Let $T$ be a compact operator on an infinite dimensional Hilbert space. Let $|T|=(T^*T)^{0.5}$. By the polar decomposition theorem there is a partial isometry $S$ of the closure of Im$(|T|)$ such that $T=S|T|$. Let $(e_{n})$ be the orthonormal sequence of eigenvectors of $|T|$ with corresponding eigenvalues ${\lambda}_{n}$. Prove that the sequence $(x_{n})$ defined by $x_{n}=Se_{n}$ is orthonormal.

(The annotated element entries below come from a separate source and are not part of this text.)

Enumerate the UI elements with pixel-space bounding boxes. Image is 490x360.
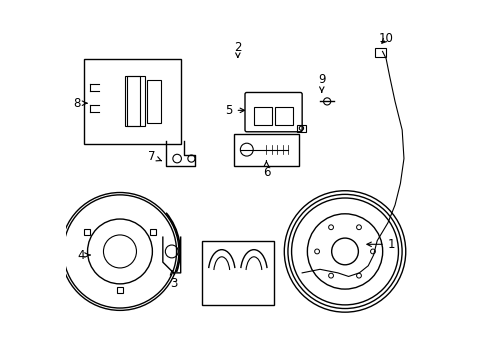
Text: 3: 3 (170, 270, 177, 290)
Text: 9: 9 (318, 73, 325, 92)
Text: 1: 1 (367, 238, 395, 251)
Text: 10: 10 (379, 32, 393, 45)
Bar (297, 125, 306, 132)
Bar (234, 134, 298, 166)
Bar (127, 76, 145, 126)
Bar (84, 59, 181, 144)
Bar (375, 48, 386, 57)
Bar (202, 241, 273, 305)
Text: 4: 4 (77, 248, 90, 261)
Text: 2: 2 (234, 41, 242, 58)
Bar (125, 76, 140, 126)
Text: 8: 8 (74, 97, 87, 110)
Text: 5: 5 (225, 104, 245, 117)
Text: 6: 6 (263, 161, 270, 179)
Bar (275, 107, 293, 125)
Bar (254, 107, 272, 125)
Bar (147, 80, 161, 123)
Text: 7: 7 (148, 150, 161, 163)
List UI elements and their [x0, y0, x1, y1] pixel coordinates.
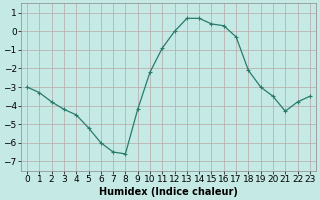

My attempt: If ${\lambda}_{n}$ is non-zero, then $e_{n}$ is in $\mathrm{Im}|T|$ so since $S$ is an isometry on there, $x_{n}$ has norm 1. But if ${\lambda}_{n}$=0, then $e_{n}$ is in the kernel of $|T|$, which is the orthogonal complement of the closure of
$\mathrm{Im}(|T|)$ so $Se_{n}$=0 which would contradict $x_{n}$ having norm 1. So I am missing something here. Also, why would $\langle x_{n},x_{m}\rangle=\langle Se_{n},Se_{m}\rangle=0$ for distinct $n,m$? Thanks
As you said, some of the $x_n$ might be zero: note that all $x_n$ belong to the image of $T^*$, which could perfectly be finite-dimensional.
For your second question, $S^*Se_n=e_n$, as $S^*S$ is the projection onto the image of $|T|$.